Lettres à la princesse/Lettre085

Lettres à la princesse, Texte établi par Jules TroubatMichel Lévy frères, éditeurs (p. 110-111).


LXXXV


Ce jeudi matin, 18 août.
Princesse,

J’ai pour aujourd’hui une douce espérance. — Je suis en plein travail et n’ayant pas achevé, je ne suis nullement sous le charme, vous le verrez ; mais c’est une grande difficulté de tout concilier, et il y a les convenances envers une grande infortune[1]. De l’ensemble ressortira, je pense, une impression vraie, non exagérée. — Je suis on ne saurait plus compatissant à votre ennui : ce monde est une comédie, et le vrai, le faux, l’or et le clinquant, l’habile et le niais, le sage et le crétin, s’y mêlent et s’y confondent dans un curieux imbroglio.
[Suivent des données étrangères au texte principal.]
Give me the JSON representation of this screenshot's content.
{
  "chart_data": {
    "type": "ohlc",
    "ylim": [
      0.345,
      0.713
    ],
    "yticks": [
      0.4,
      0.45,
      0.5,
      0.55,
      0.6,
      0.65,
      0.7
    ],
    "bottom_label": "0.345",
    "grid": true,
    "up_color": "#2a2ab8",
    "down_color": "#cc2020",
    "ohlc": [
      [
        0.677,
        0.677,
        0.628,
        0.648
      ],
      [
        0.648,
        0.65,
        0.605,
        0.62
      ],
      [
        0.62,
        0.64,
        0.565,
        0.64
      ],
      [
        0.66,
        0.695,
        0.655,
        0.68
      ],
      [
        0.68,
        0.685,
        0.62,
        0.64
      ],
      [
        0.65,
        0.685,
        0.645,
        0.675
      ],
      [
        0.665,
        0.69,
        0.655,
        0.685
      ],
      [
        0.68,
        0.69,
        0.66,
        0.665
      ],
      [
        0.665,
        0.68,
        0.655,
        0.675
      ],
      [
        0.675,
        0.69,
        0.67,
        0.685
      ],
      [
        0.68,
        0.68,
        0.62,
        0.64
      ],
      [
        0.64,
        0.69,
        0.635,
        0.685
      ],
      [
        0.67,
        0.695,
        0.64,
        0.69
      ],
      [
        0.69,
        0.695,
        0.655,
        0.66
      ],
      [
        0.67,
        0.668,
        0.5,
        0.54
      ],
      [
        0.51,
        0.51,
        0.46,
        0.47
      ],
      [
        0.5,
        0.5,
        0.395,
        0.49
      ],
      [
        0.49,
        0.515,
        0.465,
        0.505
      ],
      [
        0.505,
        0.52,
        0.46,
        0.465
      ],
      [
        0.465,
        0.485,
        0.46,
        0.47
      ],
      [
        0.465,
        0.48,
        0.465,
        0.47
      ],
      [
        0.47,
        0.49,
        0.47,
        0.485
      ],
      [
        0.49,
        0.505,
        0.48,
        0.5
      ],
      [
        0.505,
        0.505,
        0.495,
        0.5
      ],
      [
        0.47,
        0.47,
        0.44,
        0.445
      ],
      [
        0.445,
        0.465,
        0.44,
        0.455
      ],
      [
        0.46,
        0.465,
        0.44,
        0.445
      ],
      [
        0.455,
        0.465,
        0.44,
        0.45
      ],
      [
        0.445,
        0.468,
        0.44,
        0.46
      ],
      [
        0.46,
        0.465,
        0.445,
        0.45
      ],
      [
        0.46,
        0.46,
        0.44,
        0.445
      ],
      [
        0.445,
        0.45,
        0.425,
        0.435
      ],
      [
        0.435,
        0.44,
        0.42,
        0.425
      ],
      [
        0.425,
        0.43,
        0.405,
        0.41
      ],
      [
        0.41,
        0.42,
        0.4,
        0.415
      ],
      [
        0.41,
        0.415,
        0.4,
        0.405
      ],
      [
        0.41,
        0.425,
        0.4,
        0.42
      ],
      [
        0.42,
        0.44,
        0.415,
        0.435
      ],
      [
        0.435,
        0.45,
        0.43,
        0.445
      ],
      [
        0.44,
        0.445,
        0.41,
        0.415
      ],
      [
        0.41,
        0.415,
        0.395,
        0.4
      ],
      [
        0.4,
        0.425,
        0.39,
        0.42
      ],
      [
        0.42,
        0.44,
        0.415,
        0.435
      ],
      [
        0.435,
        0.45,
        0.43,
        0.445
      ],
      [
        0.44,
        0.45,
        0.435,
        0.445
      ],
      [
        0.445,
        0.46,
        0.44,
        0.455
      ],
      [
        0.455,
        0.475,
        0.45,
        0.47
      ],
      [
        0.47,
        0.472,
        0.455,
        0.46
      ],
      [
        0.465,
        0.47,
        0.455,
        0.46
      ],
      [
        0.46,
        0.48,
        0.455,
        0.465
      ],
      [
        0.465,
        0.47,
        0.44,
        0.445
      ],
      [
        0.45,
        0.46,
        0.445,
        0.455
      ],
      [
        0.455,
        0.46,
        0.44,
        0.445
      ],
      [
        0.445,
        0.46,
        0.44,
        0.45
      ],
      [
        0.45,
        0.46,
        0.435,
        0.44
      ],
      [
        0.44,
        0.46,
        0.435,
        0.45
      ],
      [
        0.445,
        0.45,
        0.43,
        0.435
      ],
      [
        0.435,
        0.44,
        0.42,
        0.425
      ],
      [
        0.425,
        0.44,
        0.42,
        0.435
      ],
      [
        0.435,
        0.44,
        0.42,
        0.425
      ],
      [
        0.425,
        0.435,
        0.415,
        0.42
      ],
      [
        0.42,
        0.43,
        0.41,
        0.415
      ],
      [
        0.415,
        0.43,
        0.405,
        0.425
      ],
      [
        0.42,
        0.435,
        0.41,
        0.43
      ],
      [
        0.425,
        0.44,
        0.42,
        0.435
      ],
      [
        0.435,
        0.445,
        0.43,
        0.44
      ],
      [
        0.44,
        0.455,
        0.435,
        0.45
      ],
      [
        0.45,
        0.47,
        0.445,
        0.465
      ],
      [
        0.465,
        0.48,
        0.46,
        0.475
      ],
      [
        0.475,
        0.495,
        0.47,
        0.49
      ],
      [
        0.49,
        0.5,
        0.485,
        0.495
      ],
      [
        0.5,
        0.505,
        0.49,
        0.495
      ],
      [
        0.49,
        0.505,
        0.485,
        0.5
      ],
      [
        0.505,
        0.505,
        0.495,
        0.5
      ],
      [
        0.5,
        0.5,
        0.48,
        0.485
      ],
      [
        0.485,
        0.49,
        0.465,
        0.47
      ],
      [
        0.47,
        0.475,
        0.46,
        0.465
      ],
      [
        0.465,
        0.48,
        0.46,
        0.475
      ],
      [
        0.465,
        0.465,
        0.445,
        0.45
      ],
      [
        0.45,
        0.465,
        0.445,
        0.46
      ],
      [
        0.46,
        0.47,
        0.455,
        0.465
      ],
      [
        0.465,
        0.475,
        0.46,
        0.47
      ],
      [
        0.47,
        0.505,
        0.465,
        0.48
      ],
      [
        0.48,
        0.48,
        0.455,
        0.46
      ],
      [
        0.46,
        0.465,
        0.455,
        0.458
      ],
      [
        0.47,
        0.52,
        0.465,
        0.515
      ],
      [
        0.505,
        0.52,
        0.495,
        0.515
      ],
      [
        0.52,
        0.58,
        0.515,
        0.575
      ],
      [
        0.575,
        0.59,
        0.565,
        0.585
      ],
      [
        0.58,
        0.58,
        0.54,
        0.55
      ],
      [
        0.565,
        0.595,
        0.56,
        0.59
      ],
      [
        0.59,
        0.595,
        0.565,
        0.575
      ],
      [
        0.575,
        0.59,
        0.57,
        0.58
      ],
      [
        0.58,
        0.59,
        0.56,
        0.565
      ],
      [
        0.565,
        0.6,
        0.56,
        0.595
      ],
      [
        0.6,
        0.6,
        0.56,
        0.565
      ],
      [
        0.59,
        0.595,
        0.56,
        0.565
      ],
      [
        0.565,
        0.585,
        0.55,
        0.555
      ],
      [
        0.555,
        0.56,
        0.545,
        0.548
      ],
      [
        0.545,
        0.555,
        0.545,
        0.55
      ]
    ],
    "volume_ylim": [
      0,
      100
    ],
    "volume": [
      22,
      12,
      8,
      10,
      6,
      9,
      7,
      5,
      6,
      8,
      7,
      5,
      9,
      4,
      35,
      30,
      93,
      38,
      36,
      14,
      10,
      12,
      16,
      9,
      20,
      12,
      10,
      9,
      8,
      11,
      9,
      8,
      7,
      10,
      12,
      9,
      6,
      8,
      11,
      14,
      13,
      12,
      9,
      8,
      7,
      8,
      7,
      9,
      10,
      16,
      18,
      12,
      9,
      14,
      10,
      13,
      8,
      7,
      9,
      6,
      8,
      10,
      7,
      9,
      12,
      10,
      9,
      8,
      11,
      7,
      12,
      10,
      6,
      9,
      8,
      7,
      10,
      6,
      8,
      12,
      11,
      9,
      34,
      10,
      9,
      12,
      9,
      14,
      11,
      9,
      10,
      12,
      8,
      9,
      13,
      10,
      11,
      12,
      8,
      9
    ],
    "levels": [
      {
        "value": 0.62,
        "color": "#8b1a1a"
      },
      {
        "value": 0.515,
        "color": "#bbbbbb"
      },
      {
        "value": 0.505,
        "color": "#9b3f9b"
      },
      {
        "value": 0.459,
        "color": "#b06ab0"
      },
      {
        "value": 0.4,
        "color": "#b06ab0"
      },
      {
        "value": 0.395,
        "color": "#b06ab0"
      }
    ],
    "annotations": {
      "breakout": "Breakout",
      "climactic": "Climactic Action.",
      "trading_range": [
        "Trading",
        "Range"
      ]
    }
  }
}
L’œil de l’observateur prend plaisir à tout démêler ; vous avez cet œil-là : c’est le prix de votre ennui, et puis on apprend a mieux jouir de soi dans les jours où l’on se possède.

Je suis avec respect, Princesse, votre très-fidèle et très-humble attaché.


  1. M. Sainte-Beuve préparait, pendant cette semaine, son troisième article sur Marie-Antoinette. (Nouveaux Lundis, tome VIII.)